On the surface of all this, is the fact that it should be to the advantage of the farmers to increase their quality of cane. Unfortunately, the experts explain that there is a TIME FRAME, from the time of burning, clearing, cutting, loading and delivery to the factory of about 36 hours, after which sucrose content is rapidly lost, making the sugar cane cheaper and perhaps ultimately worthless. The farmers argue, there is not much sense in going for quality, if the FACTORY is too small to handle the crop within the TIME FRAME required for delivery. Indeed, all the evidence indicates the FACTORY is too small and long lines of trucks queue that take hours and hours of waiting, much more TIME from the beginning of harvesting to the delivery, than is practical for quality and a fair price. Part of this problem seems to be the road system, which is in bad shape and part of the problem seems to be, too low a processing capacity at the factory.

Looking at this from the outside, it is obvious that the existing sugar factory is too small and another sugar factory needs to be licensed and built to handle cane as a crop. Secondly, BSI, or any other new factory producer operation should seek alternative markets for our sugar. Obviously we are prisoners of a colonial applied exploitive system, that is not to the advantage of local production. We need a different set of markets for sugar than Europe, or Tate and Lyle. We were recently double crossed by the Europeans who knowing that our Euro centric pseudo black ROYALIST Englishmen ( called Creoles ) in the port town controlling our government, continually look backwards, rather than forwards for newer ways of dealing with existing problems. The recent half year fuss over a European FREE TRADE ( EPA ) area agreement, for our CARICOM countries including Belize, was based on our being locked into the mind set, that our sugar industry majority buyer is the EU market. ( we do have some other markets, but not enough ) To save those 6000 jobs or more, the Government of Belize signed a 5 year contract with the EU if they would not cancel our market for sugar in the EU. The EU honored the agreement when our Royalist controlled government signed the agreement ( EPA ) along with other CARICOM, African and Pacific countries and we can still sell our sugar to the existing buyer. What happened though was outside the experience of our CABINET and bureaucrats. A month or two later after the arm twisting and blackmail and the signing of the EPA to open our markets to tariff free EU goods, the sugar price was immediately SLASHED by 36% from our EU buyer and is now being threatened with another slash in price. Obviously we in Belize are going to be forced out of the sugar producing business, as the writing is on the wall for everyone to see, if you will only look. In favor presumably of European sugar beet growers. The Europeans opened our import markets in that teaser EPA agreement and got the customs duties lifted for 5 years and now they are screwing us over again. Europeans PAAH!

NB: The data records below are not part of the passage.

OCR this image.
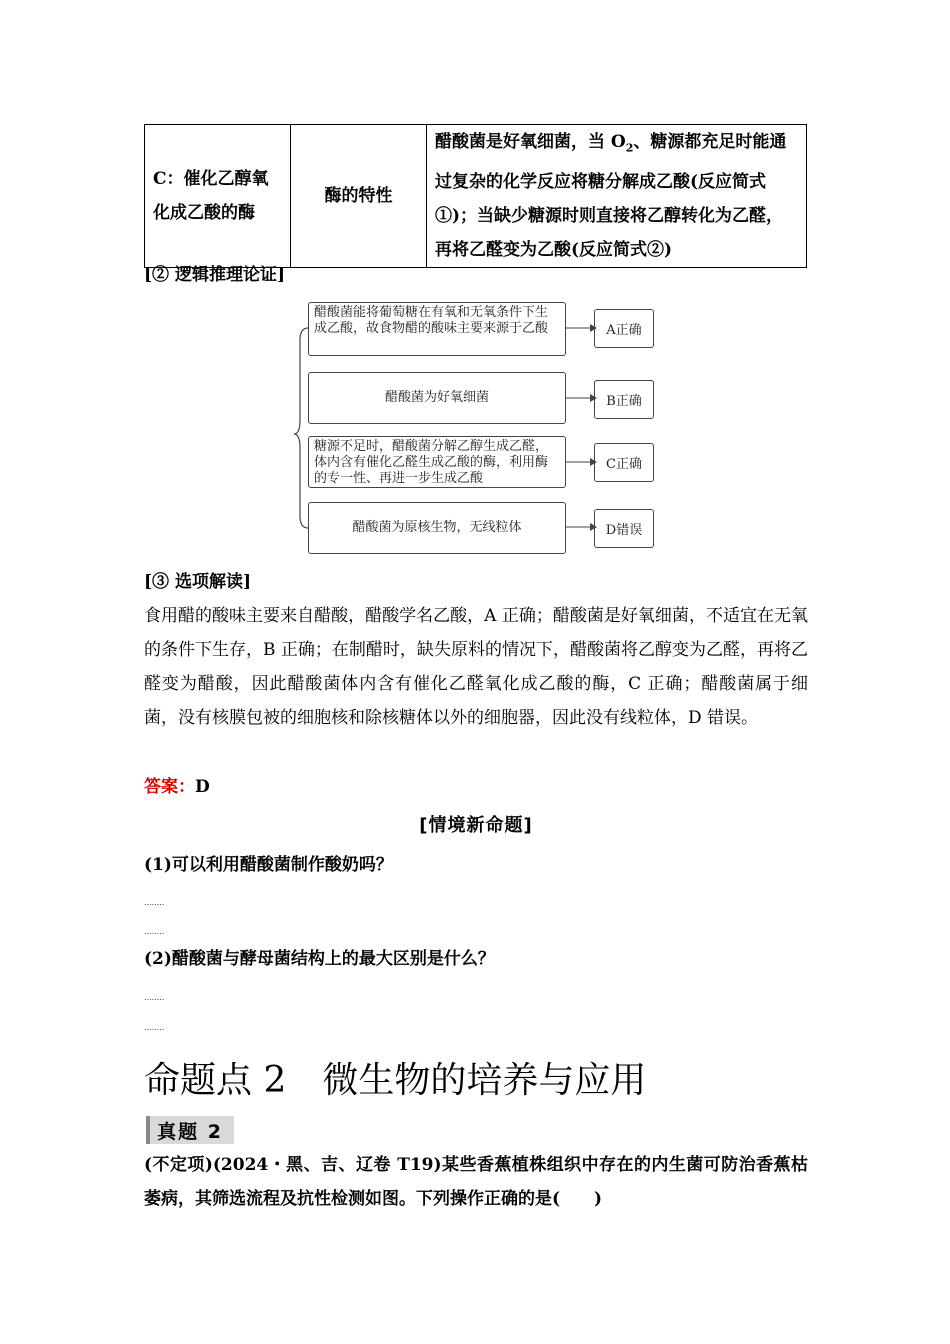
C：催化乙醇氧化成乙酸的酶	酶的特性	醋酸菌是好氧细菌，当 $O_2$、糖源都充足时能通过复杂的化学反应将糖分解成乙酸(反应简式①)；当缺少糖源时则直接将乙醇转化为乙醛，再将乙醛变为乙酸(反应简式②)
[② 逻辑推理论证]
醋酸菌能将葡萄糖在有氧和无氧条件下生成乙酸，故食物醋的酸味主要来源于乙酸
醋酸菌为好氧细菌
糖源不足时，醋酸菌分解乙醇生成乙醛，体内含有催化乙醛生成乙酸的酶，利用酶的专一性、再进一步生成乙酸
醋酸菌为原核生物，无线粒体
A正确
B正确
C正确
D错误
[③ 选项解读]
食用醋的酸味主要来自醋酸，醋酸学名乙酸，A 正确；醋酸菌是好氧细菌，不适宜在无氧的条件下生存，B 正确；在制醋时，缺失原料的情况下，醋酸菌将乙醇变为乙醛，再将乙醛变为醋酸，因此醋酸菌体内含有催化乙醛氧化成乙酸的酶，C 正确；醋酸菌属于细菌，没有核膜包被的细胞核和除核糖体以外的细胞器，因此没有线粒体，D 错误。
答案：D
[情境新命题]
(1)可以利用醋酸菌制作酸奶吗？
........
........
(2)醋酸菌与酵母菌结构上的最大区别是什么？
........
........
命题点 2　微生物的培养与应用
真题 2
(不定项)(2024・黑、吉、辽卷 T19)某些香蕉植株组织中存在的内生菌可防治香蕉枯萎病，其筛选流程及抗性检测如图。下列操作正确的是(　　)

With or without the EU sugar buyers, it is obvious we better find some other agriculture pursuit for those 6000 cane farmers. While the EU is giving us some grants in foreign AID, we are getting far more from both TAIWAN and VENEZUELA in amounts. Just raising sugar cane quality is not going to solve the problem of EU sugar beet competition, or the rapaciousness and deceitfulness of ex-colonial masters, double dealing which is going to kill our sugar industry. This industry is dead in Belize, we are just flopping around like a chicken with it’s head cut off right now, at the mercy of those EU people wielding the axe.

If you want to keep the sugar industry, it is going to have to be smaller, leaner and more competitive. Even then it is not too sure! It is time to find a new game. The deck in this one is stacked against Belize right now, unless we find newer markets in ASIA, or CANADA, or someplace else than the EU. Otherwise lets find markets for vegetables or something else and switch our agriculture mainstay crops and diversify our markets for a change.